Globally, there are 'A-book' brokerage companies and 'B-book' companies in the forex markets. A-book brokers operate in strict regulatory environments, while B-book companies often target countries with less regulatory scrutiny such as Uganda. An A-book broker is a type of broker that, after you place a trade, sends your trades to liquidity providers. Liquidity providers are large institutions such as central banks and inter-banks that offer liquidity to the brokers.
A-Book brokers make money through commissions and spreads. They don't make money through other means like manipulating the markets. They use the ECN/STP broker system, meaning they send your trades to their liquidity providers. ECN brokers only route orders to the interbank market, whereas STP brokers can route orders to any of their liquidity providers such as banks or interbank exchanges.

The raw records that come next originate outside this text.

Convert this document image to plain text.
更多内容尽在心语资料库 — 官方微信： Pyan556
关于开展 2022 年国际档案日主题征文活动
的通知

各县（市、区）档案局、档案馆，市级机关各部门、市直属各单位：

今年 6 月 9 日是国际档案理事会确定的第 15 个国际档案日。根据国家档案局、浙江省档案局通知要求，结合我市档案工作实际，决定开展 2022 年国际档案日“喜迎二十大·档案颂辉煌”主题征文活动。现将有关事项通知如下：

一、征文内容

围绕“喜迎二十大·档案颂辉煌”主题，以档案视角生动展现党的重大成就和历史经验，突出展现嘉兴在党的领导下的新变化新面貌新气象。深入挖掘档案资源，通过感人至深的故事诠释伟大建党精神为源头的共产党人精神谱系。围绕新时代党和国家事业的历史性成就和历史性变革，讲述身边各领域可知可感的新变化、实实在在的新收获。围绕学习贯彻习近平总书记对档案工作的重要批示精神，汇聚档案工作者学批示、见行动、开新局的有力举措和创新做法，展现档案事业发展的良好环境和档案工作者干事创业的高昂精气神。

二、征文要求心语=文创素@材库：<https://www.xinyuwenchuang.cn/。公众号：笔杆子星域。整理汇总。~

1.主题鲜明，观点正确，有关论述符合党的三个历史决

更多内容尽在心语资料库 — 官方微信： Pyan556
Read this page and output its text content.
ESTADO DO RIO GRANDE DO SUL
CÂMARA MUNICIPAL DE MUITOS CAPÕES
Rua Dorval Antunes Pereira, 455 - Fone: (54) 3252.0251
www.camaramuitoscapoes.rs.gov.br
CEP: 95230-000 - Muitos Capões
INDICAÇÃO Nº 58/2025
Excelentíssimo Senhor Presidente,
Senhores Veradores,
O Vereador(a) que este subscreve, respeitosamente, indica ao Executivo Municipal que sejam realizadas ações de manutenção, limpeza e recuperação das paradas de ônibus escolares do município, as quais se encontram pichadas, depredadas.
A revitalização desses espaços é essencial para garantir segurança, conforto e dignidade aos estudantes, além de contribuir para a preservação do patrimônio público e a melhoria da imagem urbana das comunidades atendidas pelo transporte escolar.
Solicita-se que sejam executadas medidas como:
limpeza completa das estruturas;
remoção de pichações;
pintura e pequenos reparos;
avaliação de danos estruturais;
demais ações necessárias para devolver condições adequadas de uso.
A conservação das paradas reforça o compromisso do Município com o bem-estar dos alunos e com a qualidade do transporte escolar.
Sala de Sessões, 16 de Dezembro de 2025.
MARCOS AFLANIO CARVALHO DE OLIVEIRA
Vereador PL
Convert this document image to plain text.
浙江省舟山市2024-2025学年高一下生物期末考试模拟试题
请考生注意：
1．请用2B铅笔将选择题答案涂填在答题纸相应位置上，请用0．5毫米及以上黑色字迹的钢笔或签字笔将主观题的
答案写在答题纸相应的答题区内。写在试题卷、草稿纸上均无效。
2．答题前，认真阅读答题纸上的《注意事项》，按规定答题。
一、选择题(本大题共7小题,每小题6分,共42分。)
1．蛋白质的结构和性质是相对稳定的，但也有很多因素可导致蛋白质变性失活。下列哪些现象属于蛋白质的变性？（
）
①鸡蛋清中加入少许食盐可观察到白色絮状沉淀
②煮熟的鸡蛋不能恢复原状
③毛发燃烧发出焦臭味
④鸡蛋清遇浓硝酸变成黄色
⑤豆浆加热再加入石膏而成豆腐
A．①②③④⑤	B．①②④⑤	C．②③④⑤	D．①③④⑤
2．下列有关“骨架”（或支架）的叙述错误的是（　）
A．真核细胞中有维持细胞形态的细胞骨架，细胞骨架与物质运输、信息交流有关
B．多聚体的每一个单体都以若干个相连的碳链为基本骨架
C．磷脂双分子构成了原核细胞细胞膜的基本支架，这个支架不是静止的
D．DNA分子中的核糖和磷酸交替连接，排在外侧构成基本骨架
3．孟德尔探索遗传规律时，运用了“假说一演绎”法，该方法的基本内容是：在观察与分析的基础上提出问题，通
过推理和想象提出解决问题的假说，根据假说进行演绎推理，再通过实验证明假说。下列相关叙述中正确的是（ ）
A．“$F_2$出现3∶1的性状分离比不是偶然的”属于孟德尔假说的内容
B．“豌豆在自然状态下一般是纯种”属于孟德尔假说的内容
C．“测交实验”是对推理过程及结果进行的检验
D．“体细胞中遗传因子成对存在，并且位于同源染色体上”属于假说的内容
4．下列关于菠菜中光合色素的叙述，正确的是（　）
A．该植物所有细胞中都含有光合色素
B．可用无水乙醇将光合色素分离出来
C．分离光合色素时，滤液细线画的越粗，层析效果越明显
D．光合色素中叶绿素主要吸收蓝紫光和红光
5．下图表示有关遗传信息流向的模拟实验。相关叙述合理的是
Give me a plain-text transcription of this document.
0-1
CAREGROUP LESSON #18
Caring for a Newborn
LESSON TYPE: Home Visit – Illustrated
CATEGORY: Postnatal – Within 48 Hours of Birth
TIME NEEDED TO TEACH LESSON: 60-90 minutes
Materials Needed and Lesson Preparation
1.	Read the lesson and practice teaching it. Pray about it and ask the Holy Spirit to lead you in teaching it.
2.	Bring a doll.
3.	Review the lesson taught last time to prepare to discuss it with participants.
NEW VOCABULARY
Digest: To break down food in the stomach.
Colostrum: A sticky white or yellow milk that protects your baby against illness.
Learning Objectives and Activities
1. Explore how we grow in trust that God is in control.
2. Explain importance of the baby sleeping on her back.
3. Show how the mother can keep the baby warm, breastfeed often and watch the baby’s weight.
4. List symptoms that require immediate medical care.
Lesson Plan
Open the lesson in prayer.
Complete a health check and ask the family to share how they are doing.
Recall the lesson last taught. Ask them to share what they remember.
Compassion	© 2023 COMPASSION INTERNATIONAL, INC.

This process may take a bit of time, so there might be a slight delay in executing trades, especially with well-integrated brokers. Overall, A-Book Brokers have no conflict of interest. How about the B-Book Brokers? B-Book Broker is a broker that provides the market for your trades and does not rely on external sources for liquidity.
This means they trade against you by taking the opposite side of your trade. At least 95 per cent of B-Book brokers are in the business of making money from traders and encouraging them to trade more, as it increases their earnings. These brokers, also known as market makers or dealing desks, profit when traders lose money. As they are the ones providing the market for your trades without relying on external liquidity, there is a potential conflict of interest and the possibility of market manipulation.
There are online platforms that use both types of brokers, A-Book and B-Book. When you open an account and start trading with them, they deploy algorithms to monitor your trading data and history.
If they notice that you are consistently winning and profitable, they will transfer you from B-Book to A-Book using their well-developed algorithms. Conversely, if you are consistently losing, you will remain on the B-book side and may struggle to make money, as these programs are capable of manipulating the market when you are in a trade.